Spettacolo teatrale

Moni Ovadia

Dio Ride. Nish Koshe.

Venerdì 14 settembre

Teatro Serassi | via Locatelli Milesi 16 – Villa d’Almè (BG)
Ore 20.45

CTB Centro Teatrale Bresciano e Corvino Produzioni
Con le musiche dal vivo di
Moni Ovadia Stage Orchestra

Simkha Rabinovich e i suoi compagni di strada continuano la narrazione del popolo ebraico, popolo di gente esiliata. Le loro musiche e canzoni rievocano le melodie che quel mondo fatto di comunità grandi, piccole e piccolissime aveva creato per vivere le feste, le celebrazioni e i riti di passaggio. Ne narrano le riflessioni alla ricerca di un divino ineffabile presente e assente, vivo e forse inesistente, padre e madre, redentore che chiede di essere redento nel cammino di donne, uomini e creature viventi verso un mondo più sereno di giustizia e di pace.

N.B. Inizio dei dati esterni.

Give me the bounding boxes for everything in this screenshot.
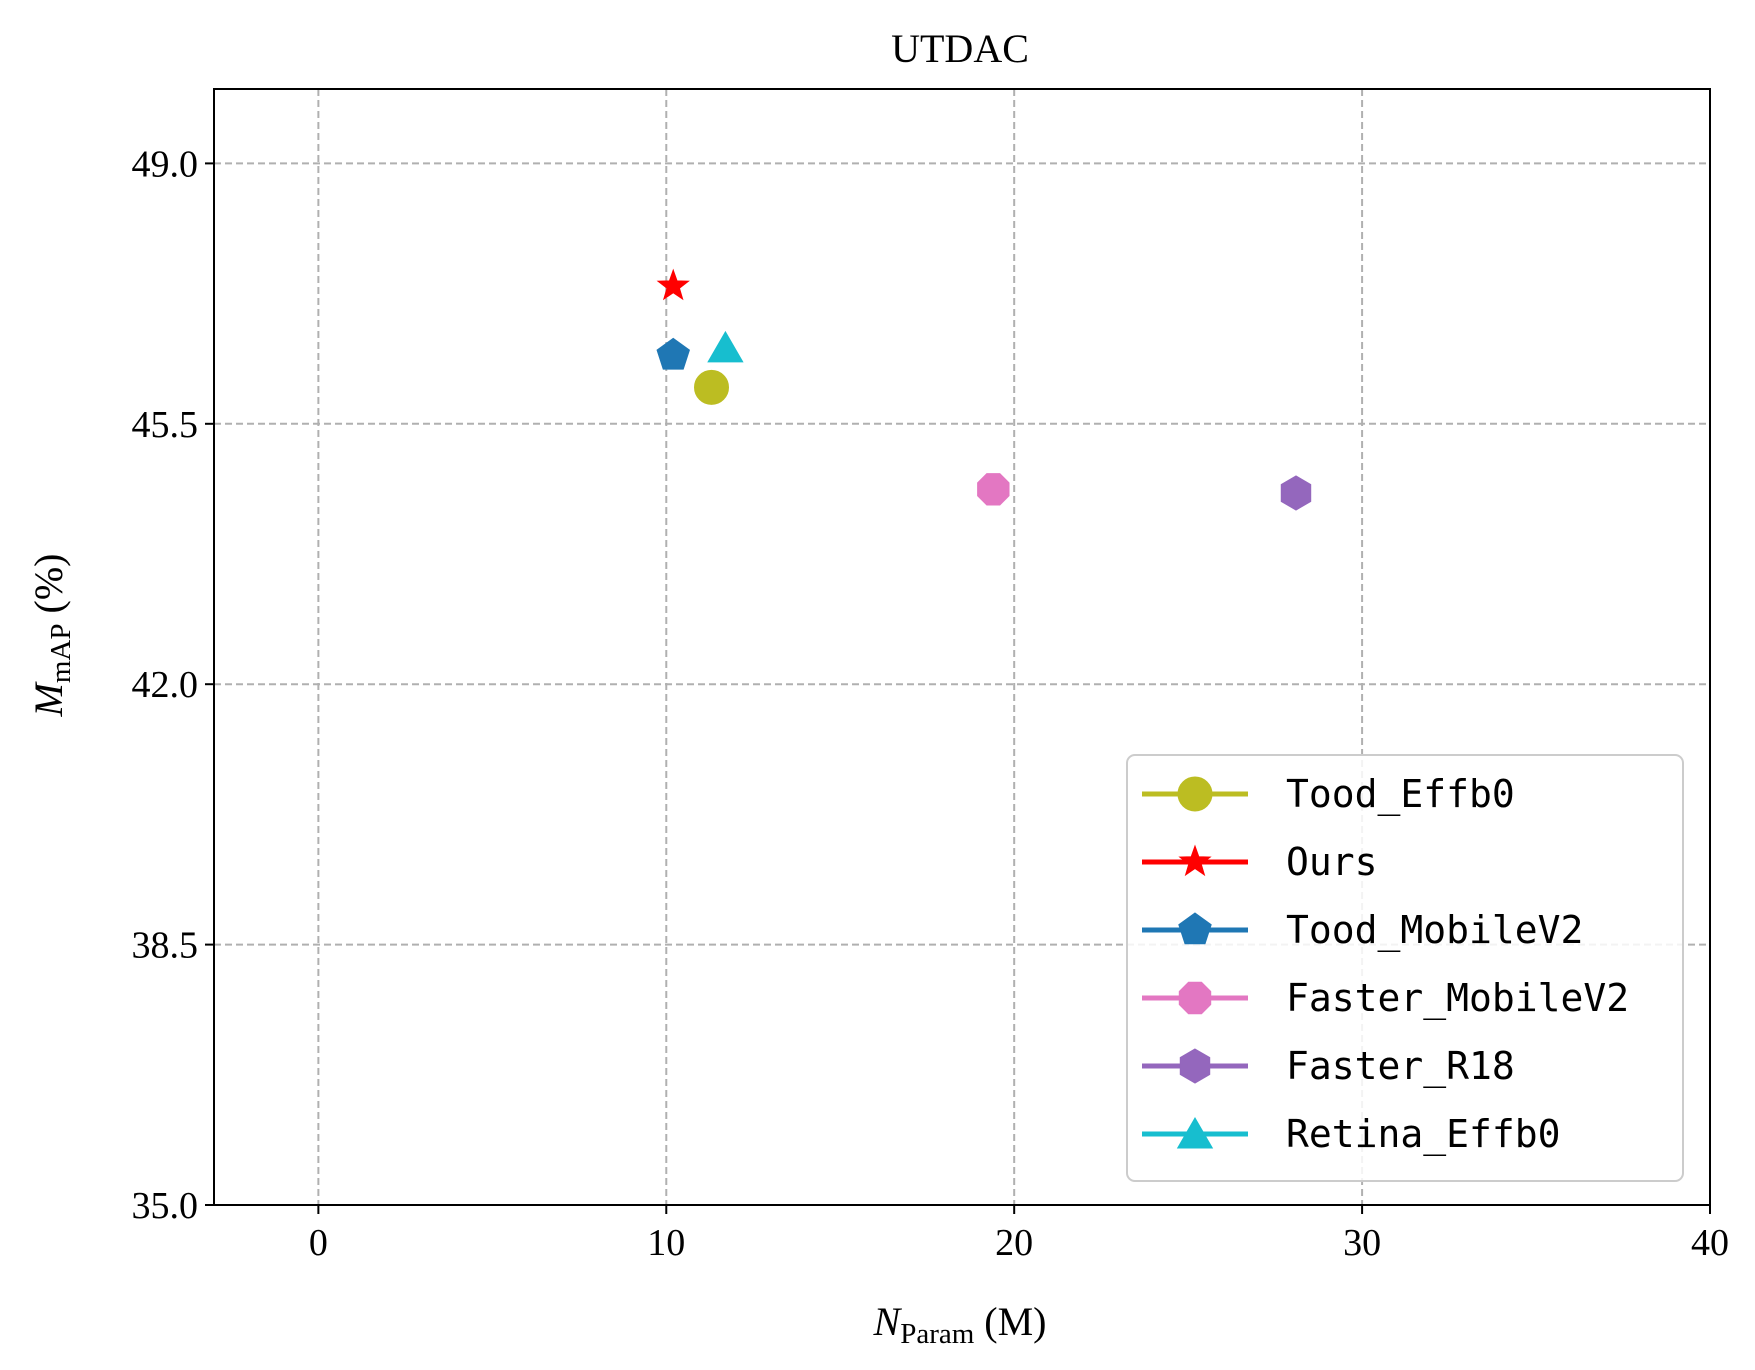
point-faster-r18 bbox=[1280, 475, 1312, 511]
point-retina-effb0 bbox=[707, 330, 744, 363]
x-axis-label-subscript: Param bbox=[900, 1318, 975, 1350]
legend-box bbox=[1126, 754, 1684, 1182]
x-axis-ticks: 0 10 20 30 40 bbox=[309, 1205, 1729, 1264]
legend-item-tood-effb0: Tood_Effb0 bbox=[1142, 772, 1515, 817]
y-axis-label-subscript: mAP bbox=[45, 624, 77, 684]
point-ours bbox=[656, 268, 690, 301]
legend: Tood_Effb0 Ours Tood_MobileV2 Faster_Mobile… bbox=[1126, 754, 1684, 1182]
legend-item-ours: Ours bbox=[1142, 840, 1378, 884]
point-faster-mobilev2 bbox=[977, 473, 1010, 506]
legend-label-ours: Ours bbox=[1286, 840, 1378, 884]
legend-label-retina-effb0: Retina_Effb0 bbox=[1286, 1112, 1561, 1157]
legend-items: Tood_Effb0 Ours Tood_MobileV2 Faster_Mobile… bbox=[1142, 772, 1629, 1157]
x-tick-label: 0 bbox=[309, 1222, 328, 1264]
y-axis-label: MmAP (%) bbox=[26, 554, 77, 718]
legend-marker-retina-effb0 bbox=[1176, 1116, 1214, 1149]
plot-area-frame bbox=[213, 88, 1711, 1206]
legend-item-faster-r18: Faster_R18 bbox=[1142, 1044, 1515, 1089]
y-tick-label: 49.0 bbox=[132, 143, 199, 185]
legend-label-tood-effb0: Tood_Effb0 bbox=[1286, 772, 1515, 817]
legend-item-faster-mobilev2: Faster_MobileV2 bbox=[1142, 976, 1629, 1021]
y-axis-label-main: M bbox=[26, 680, 71, 717]
y-tick-label: 35.0 bbox=[132, 1185, 199, 1227]
legend-item-retina-effb0: Retina_Effb0 bbox=[1142, 1112, 1561, 1157]
legend-marker-faster-r18 bbox=[1179, 1048, 1211, 1084]
legend-marker-tood-mobilev2 bbox=[1178, 912, 1212, 945]
x-axis-label-main: N bbox=[873, 1299, 903, 1344]
legend-label-faster-r18: Faster_R18 bbox=[1286, 1044, 1515, 1089]
y-tick-label: 38.5 bbox=[132, 925, 199, 967]
y-axis-ticks: 35.0 38.5 42.0 45.5 49.0 bbox=[132, 143, 214, 1227]
x-tick-label: 30 bbox=[1343, 1222, 1381, 1264]
legend-marker-faster-mobilev2 bbox=[1178, 981, 1212, 1015]
point-tood-mobilev2 bbox=[656, 337, 690, 370]
data-points bbox=[656, 268, 1312, 511]
legend-label-tood-mobilev2: Tood_MobileV2 bbox=[1286, 908, 1583, 953]
legend-item-tood-mobilev2: Tood_MobileV2 bbox=[1142, 908, 1583, 953]
legend-marker-tood-effb0 bbox=[1177, 776, 1213, 812]
legend-label-faster-mobilev2: Faster_MobileV2 bbox=[1286, 976, 1629, 1021]
chart-title: UTDAC bbox=[891, 26, 1029, 71]
point-tood-effb0 bbox=[694, 369, 730, 405]
x-tick-label: 10 bbox=[647, 1222, 685, 1264]
x-axis-label-suffix: (M) bbox=[974, 1299, 1046, 1344]
y-tick-label: 45.5 bbox=[132, 404, 199, 446]
legend-marker-ours bbox=[1178, 844, 1212, 877]
x-tick-label: 20 bbox=[995, 1222, 1033, 1264]
x-axis-label: NParam (M) bbox=[873, 1299, 1047, 1350]
y-tick-label: 42.0 bbox=[132, 664, 199, 706]
x-tick-label: 40 bbox=[1691, 1222, 1729, 1264]
y-axis-label-suffix: (%) bbox=[26, 554, 71, 624]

Moni Ovadia Stage Orchestra Maurizio DehòLuca GarlaschelliAlbert Florian MihaiPaolo RoccaMarian Serban
Scene, costumi ed elaborazione immagini Elisa Savi
Progetto audio Mauro Pagiaro
Luci Cesare Agoni, Sergio Martinelli
Contributi video Massimo Ottoni

EVENTO SOLD OUT

Moni Ovadia oggi è considerato uno dei più prestigiosi e popolari uomini di cultura ed artisti della scena italiana. Il suo teatro musicale, ispirato alla cultura yiddish che ha contribuito a fare conoscere e di cui ha dato una lettura contemporanea, è unico nel suo genere, in Italia ed in Europa.

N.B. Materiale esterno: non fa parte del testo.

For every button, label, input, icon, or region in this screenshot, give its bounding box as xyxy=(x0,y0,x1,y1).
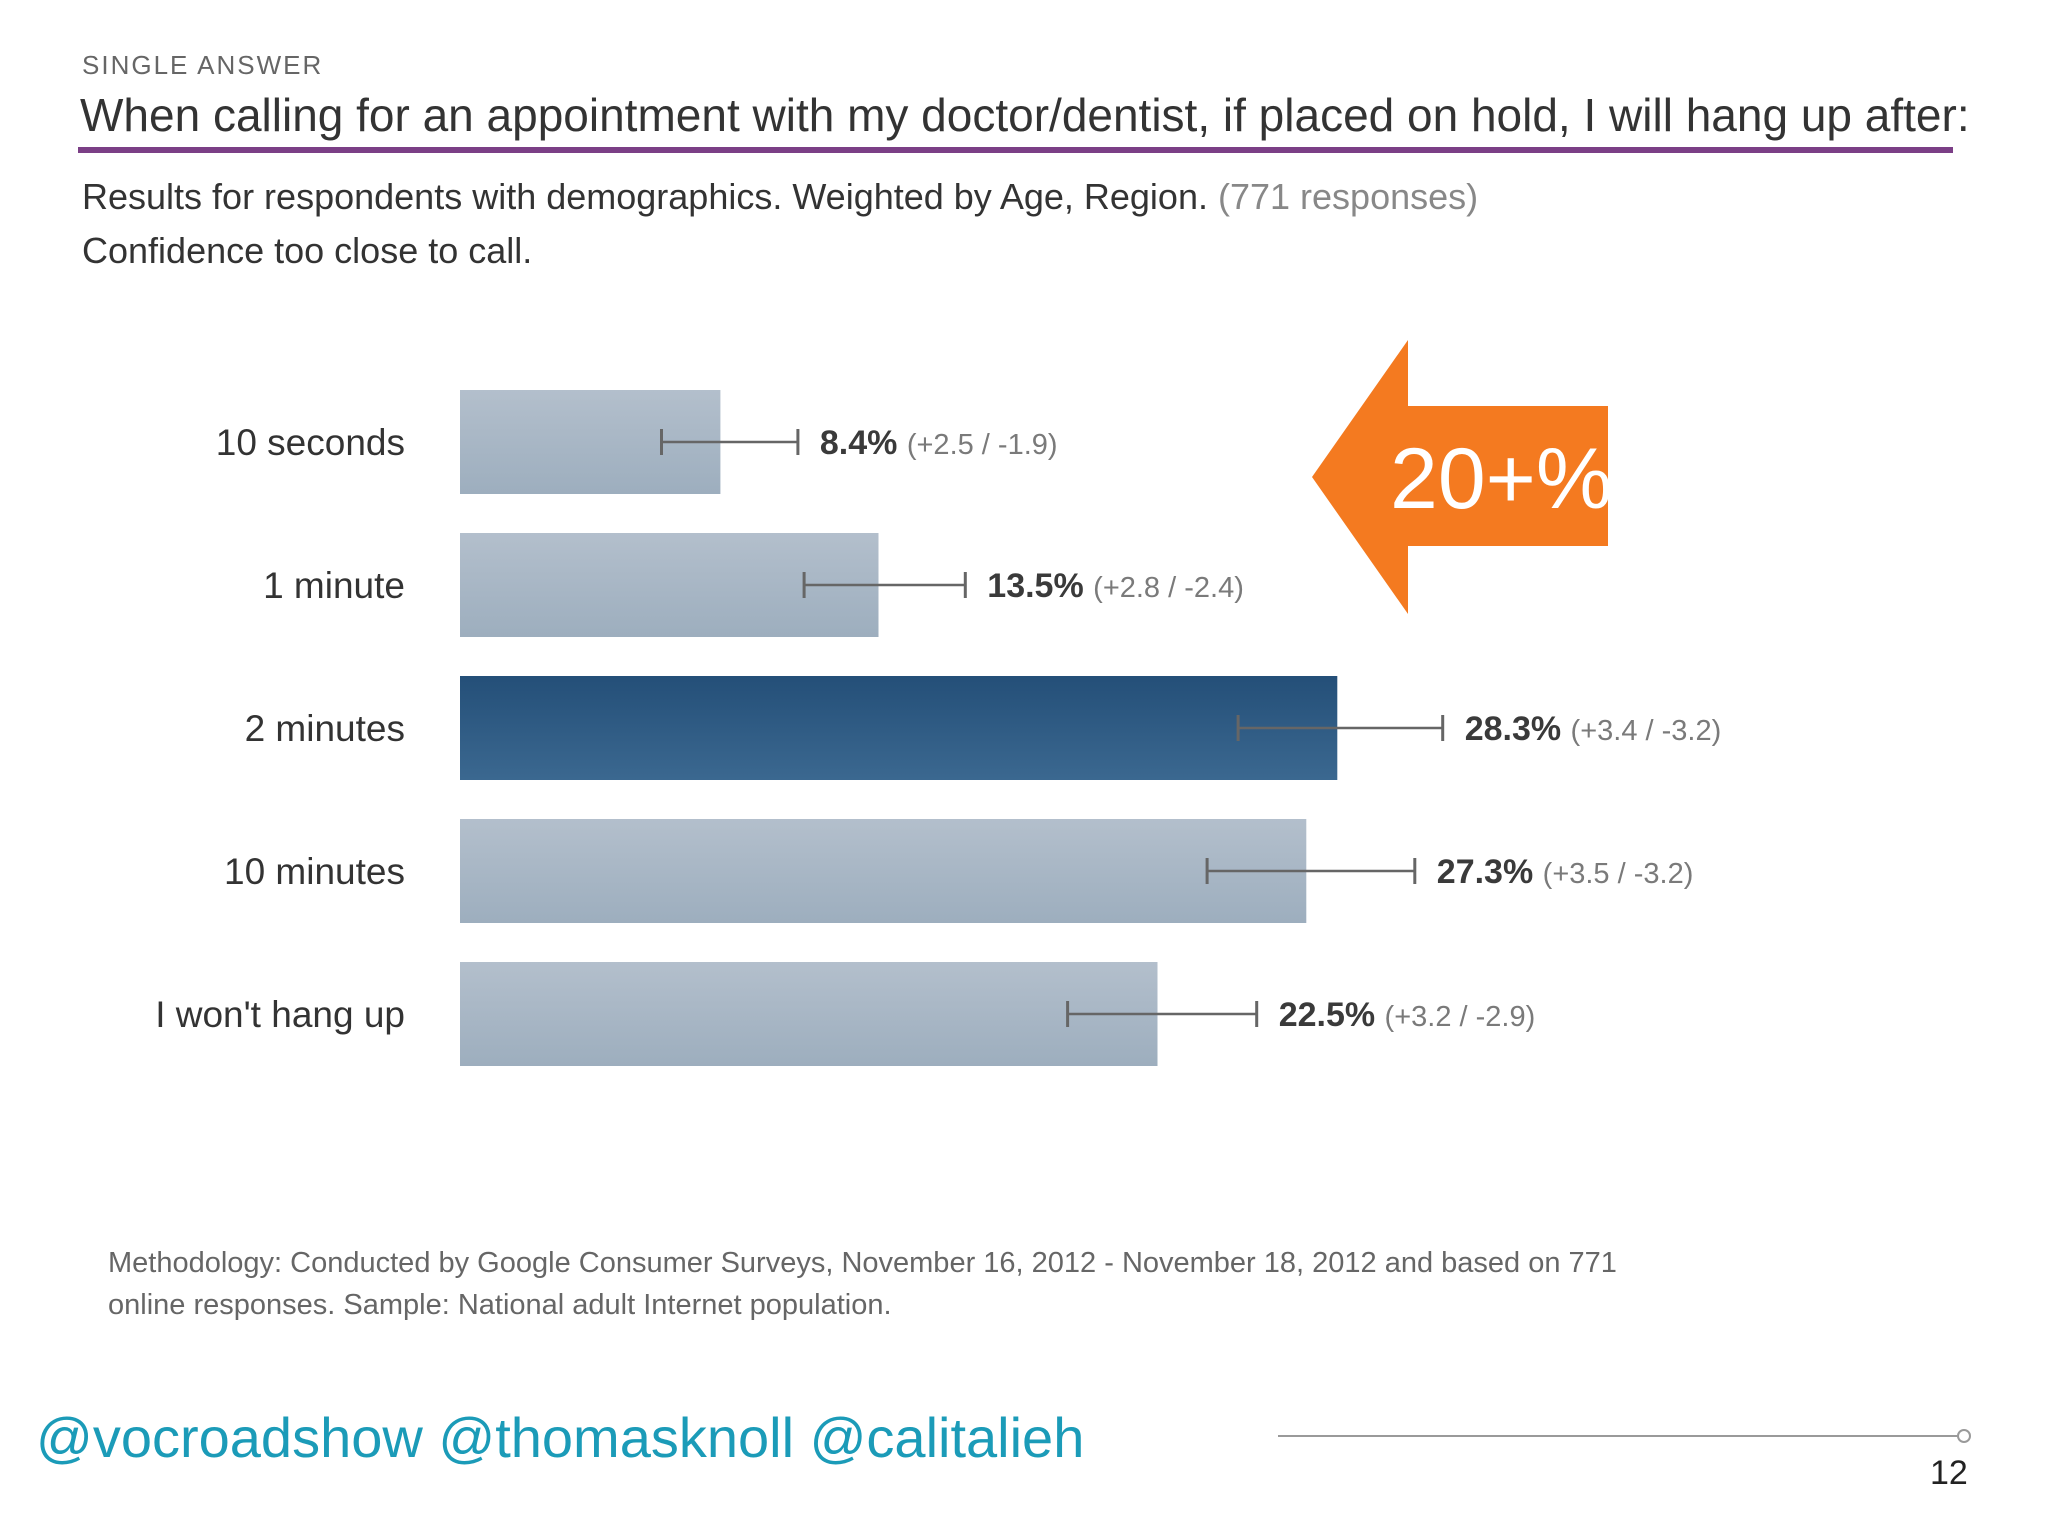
twitter-handles: @vocroadshow @thomasknoll @calitalieh xyxy=(36,1406,1085,1469)
bar-10-minutes xyxy=(460,819,1307,923)
subtitle-text: Results for respondents with demographic… xyxy=(82,176,1208,217)
value-percent: 27.3% xyxy=(1437,853,1543,891)
page-number: 12 xyxy=(1930,1454,1968,1492)
error-range: (+3.4 / -3.2) xyxy=(1571,715,1722,747)
value-percent: 22.5% xyxy=(1279,996,1385,1034)
callout-arrow xyxy=(1312,340,1608,614)
category-label-10-minutes: 10 minutes xyxy=(224,851,405,892)
error-range: (+3.2 / -2.9) xyxy=(1385,1001,1536,1033)
callout-arrow-shape xyxy=(1312,340,1608,614)
footer-line xyxy=(1278,1435,1960,1437)
methodology-note: Methodology: Conducted by Google Consume… xyxy=(108,1247,1617,1321)
category-label-i-won-t-hang-up: I won't hang up xyxy=(155,994,405,1035)
value-label-1-minute: 13.5% (+2.8 / -2.4) xyxy=(987,567,1244,605)
value-label-10-seconds: 8.4% (+2.5 / -1.9) xyxy=(820,424,1058,462)
title-divider xyxy=(78,147,1953,153)
value-label-2-minutes: 28.3% (+3.4 / -3.2) xyxy=(1465,710,1722,748)
value-percent: 13.5% xyxy=(987,567,1093,605)
response-count: (771 responses) xyxy=(1217,176,1479,217)
error-range: (+2.5 / -1.9) xyxy=(907,429,1058,461)
question-title: When calling for an appointment with my … xyxy=(80,89,1970,141)
category-label-1-minute: 1 minute xyxy=(263,565,405,606)
value-percent: 28.3% xyxy=(1465,710,1571,748)
footer-dot xyxy=(1957,1429,1971,1443)
error-range: (+2.8 / -2.4) xyxy=(1093,572,1244,604)
results-subtitle: Results for respondents with demographic… xyxy=(82,176,1478,218)
callout-label: 20+% xyxy=(1390,431,1613,527)
category-label-10-seconds: 10 seconds xyxy=(216,422,405,463)
bar-2-minutes xyxy=(460,676,1338,780)
value-percent: 8.4% xyxy=(820,424,907,462)
value-label-10-minutes: 27.3% (+3.5 / -3.2) xyxy=(1437,853,1694,891)
category-label-2-minutes: 2 minutes xyxy=(245,708,405,749)
question-type-label: SINGLE ANSWER xyxy=(82,50,324,80)
error-range: (+3.5 / -3.2) xyxy=(1543,858,1694,890)
confidence-note: Confidence too close to call. xyxy=(82,230,533,271)
bar-i-won-t-hang-up xyxy=(460,962,1158,1066)
value-label-i-won-t-hang-up: 22.5% (+3.2 / -2.9) xyxy=(1279,996,1536,1034)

Moni Ovadia nasce a Plovdiv in Bulgaria nel 1946, da una famiglia ebraico-sefardita. Dopo gli studi universitari e una laurea in scienze politiche ha dato avvio alla sua carriera d’artista come ricercatore, cantante e interprete di musica etnica e popolare di vari paesi. Nel 1984 comincia il suo percorso di avvicinamento al teatro, prima in collaborazione con artisti della scena internazionale, come Bolek Polivka, Tadeusz Kantor, Franco Parenti, e poi, via via proponendo se stesso come ideatore, regista, attore e capocomico di un “teatro musicale” assolutamente peculiare, in cui le precedenti esperienze si innestano alla sua vena di straordinario intrattenitore, oratore e umorista. Filo conduttore dei suoi spettacoli e della sua vastissima produzione discografica e libraria è la tradizione composita e sfaccettata, il “vagabondaggio culturale e reale” proprio del popolo ebraico, di cui egli si sente figlio e rappresentante, quell’immersione continua in lingue e suoni diversi ereditati da una cultura che le dittature e le ideologie totalitarie del Novecento avrebbero voluto cancellare, e di cui si fa memoria per il futuro.